A few things to justify. First, we’ll do the easy one. Why is it true that

\[\sum_{k=0}^{n-1} \cos \left ( \tfrac{2 \pi (2k+1)}{n} \right ) = 0\]

If you think about it, we are summing up the $x$-value of each vertex of the polygon exactly once. Since we are assuming that its centroid is at the origin, by definition this must be $0$.

Now, the slightly trickier one. Why is it true that

\[\sum_{k=0}^{n-1} \cos \left ( \tfrac{4 \pi k}{n} \right ) = 0\]

This result is highly related to group theory. What’s amazing about this is that there are $2$ reasons that are completely different from each other.We need to split this up into $2$ cases, when $n$ is even and when $n$ is odd. If $n$ is even, then essentially what happens is we get caught in a cycle of only the even-valued vertices. So we essentially are only considering a regular $\tfrac{n}{2}$-gon. And its centroid is still at the origin.

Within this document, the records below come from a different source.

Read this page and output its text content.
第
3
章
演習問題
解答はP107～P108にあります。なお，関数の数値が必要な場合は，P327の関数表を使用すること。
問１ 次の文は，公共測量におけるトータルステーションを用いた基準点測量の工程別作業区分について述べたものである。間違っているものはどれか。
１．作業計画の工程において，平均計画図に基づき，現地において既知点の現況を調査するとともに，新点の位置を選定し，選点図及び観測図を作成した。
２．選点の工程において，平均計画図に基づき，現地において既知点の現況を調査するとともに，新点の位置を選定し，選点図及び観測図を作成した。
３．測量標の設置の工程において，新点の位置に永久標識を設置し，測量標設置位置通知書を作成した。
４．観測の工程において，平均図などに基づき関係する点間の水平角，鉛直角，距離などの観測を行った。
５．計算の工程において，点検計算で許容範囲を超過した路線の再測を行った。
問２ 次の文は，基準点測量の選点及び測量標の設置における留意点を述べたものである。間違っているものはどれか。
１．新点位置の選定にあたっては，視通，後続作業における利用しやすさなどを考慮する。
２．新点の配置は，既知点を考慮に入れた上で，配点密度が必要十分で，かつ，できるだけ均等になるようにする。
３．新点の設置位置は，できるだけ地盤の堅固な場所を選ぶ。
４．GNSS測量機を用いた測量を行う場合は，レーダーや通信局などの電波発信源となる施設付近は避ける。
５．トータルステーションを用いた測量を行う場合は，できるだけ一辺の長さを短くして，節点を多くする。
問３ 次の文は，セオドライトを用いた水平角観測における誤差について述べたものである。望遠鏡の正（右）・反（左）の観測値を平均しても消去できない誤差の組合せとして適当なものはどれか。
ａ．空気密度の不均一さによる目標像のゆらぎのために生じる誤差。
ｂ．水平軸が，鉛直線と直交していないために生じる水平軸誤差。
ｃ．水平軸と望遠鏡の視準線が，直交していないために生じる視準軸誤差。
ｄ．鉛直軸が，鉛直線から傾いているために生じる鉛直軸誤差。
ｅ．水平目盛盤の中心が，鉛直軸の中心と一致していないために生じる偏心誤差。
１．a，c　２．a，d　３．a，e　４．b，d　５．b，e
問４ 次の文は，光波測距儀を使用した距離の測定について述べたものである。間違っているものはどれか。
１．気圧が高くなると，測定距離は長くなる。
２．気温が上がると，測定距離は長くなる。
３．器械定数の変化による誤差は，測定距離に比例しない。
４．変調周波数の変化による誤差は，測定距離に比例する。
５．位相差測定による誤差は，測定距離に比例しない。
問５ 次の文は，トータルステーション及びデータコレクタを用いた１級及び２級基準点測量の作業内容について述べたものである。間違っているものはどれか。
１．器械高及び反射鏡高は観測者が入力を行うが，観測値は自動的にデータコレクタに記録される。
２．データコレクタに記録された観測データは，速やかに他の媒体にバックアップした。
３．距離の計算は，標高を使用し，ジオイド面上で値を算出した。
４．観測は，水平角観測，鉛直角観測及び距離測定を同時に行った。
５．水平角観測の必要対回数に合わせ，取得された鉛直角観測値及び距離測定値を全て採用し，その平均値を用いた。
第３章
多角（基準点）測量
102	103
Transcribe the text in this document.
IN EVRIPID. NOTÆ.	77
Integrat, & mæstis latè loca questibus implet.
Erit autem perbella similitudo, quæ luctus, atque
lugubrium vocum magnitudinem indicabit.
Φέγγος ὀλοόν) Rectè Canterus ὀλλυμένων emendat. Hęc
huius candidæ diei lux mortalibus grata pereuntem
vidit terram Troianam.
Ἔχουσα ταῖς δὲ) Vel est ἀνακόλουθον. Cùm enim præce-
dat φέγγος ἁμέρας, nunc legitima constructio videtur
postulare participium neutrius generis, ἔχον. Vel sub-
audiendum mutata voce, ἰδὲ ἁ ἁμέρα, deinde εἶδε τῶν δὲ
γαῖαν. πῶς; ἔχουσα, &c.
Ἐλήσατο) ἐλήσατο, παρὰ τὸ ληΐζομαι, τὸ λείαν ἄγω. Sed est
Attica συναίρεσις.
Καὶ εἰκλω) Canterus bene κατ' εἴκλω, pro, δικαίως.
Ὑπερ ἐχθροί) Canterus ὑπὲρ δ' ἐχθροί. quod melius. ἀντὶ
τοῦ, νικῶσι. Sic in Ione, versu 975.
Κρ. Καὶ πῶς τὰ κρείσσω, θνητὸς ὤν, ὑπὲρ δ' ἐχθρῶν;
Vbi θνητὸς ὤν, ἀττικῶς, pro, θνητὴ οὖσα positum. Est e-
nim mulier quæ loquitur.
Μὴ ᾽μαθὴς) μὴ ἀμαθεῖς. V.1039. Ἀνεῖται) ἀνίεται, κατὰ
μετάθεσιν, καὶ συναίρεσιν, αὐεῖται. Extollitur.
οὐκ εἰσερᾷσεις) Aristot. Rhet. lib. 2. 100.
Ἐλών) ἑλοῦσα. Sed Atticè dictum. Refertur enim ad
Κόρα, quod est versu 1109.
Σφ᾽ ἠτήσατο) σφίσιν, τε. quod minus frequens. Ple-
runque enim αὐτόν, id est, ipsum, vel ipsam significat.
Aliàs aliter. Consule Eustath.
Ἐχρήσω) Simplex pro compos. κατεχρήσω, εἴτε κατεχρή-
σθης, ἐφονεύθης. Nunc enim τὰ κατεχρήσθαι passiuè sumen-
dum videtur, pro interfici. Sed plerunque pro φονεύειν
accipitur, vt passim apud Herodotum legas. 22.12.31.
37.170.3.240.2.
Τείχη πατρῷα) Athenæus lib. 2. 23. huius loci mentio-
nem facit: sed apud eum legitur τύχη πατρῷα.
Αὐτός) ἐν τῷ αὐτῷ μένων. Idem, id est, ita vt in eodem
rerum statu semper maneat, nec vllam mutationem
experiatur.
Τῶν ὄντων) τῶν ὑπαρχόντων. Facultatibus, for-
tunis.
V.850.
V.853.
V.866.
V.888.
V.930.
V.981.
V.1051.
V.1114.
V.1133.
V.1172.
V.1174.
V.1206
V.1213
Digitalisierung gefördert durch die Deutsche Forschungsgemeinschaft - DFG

Now if $n$ is odd, then by definition it is co-prime with $2$ (meaning it does not share any factors). Therefore, it is impossible for it to get caught in a cycle like the even case. Therefore, we must hit every vertex exactly once (just in a different order). Therefore the sum is equivalent to the first sum, and therefore it must still be $0$.

This is a result of cyclic subgroup theory.

Inertia Tensor

Combining the above results gives the full inertia tensor. There are a bunch of possible ways you could express it, so I’m just going to list what I think are the most reasonable.

\[\begin{align} \m{I} &= \tfrac{1}{6} M R^2 \left ( 1 + 2\cos^2 \left ( \tfrac{\pi}{n} \right ) \right ) \begin{bmatrix} 1 & 0 & 0 \\ 0 & 1 & 0 \\ 0 & 0 & 2 \end{bmatrix} \\[10pt] &= \tfrac{1}{6} M R^2 \left ( 3 - 2\sin^2 \left ( \tfrac{\pi}{n} \right ) \right ) \begin{bmatrix} 1 & 0 & 0 \\ 0 & 1 & 0 \\ 0 & 0 & 2 \end{bmatrix} \\[10pt] &= \tfrac{1}{24} M S^2 \left ( 3 \csc^2 \left ( \tfrac{\pi}{n} \right ) - 2 \right ) \begin{bmatrix} 1 & 0 & 0 \\ 0 & 1 & 0 \\ 0 & 0 & 2 \end{bmatrix} \\[10pt] &= \left ( \tfrac{1}{2} M R^2 - \tfrac{1}{12} M S^2 \right ) \begin{bmatrix} 1 & 0 & 0 \\ 0 & 1 & 0 \\ 0 & 0 & 2 \end{bmatrix} \end{align}\]

Strangely, even though it would seem parameterizing in terms of the side length $S$ would be the most natural thing, it is the worst looking formula. In a way this make sense. $S$ is actually pretty complicated as it depends on $n$. The parameter $R$ on the other hand is constant with respect to $n$.

Notice that $I_{xx} = I_{yy}$. For even-sided polygons this is obvious, but for odd-sided polygons I find this fact remarkable. Consider the equilateral triangle from the previous post. Looking at it I would not have guessed that they are equal.

Now, it’s pretty simple to prove that

\[\lim_{n \rightarrow \infty} \cos^2 \left ( \tfrac{\pi}{n} \right ) = 1 \qquad\qquad \lim_{n \rightarrow \infty} \sin^2 \left ( \tfrac{\pi}{n} \right ) = 0 \qquad\qquad \lim_{n \rightarrow \infty} S = 0\]

Therefore

\[\lim_{n \rightarrow \infty} \m{I} = \tfrac{1}{2} M R^2 \begin{bmatrix} 1 & 0 & 0 \\ 0 & 1 & 0 \\ 0 & 0 & 2 \end{bmatrix}\]

In the next post, we are going to prove that this is precisely the moment of inertia of a circle!

The mass can be written as $M = \lambda \cdot n \cdot 2R \sin (\tfrac{\pi}{n})$

\[\begin{align} \lim_{n \rightarrow \infty} M &= \lim_{n \rightarrow \infty} \lambda \cdot n \cdot 2R \sin (\tfrac{\pi}{n}) \\[10pt] &= \lambda \cdot 2R \lim_{n \rightarrow \infty} n \sin (\tfrac{\pi}{n}) \\[10pt] &= \lambda \cdot 2\pi R \end{align}\]

We will see in the next post that this is, in fact, the inertia of a circle.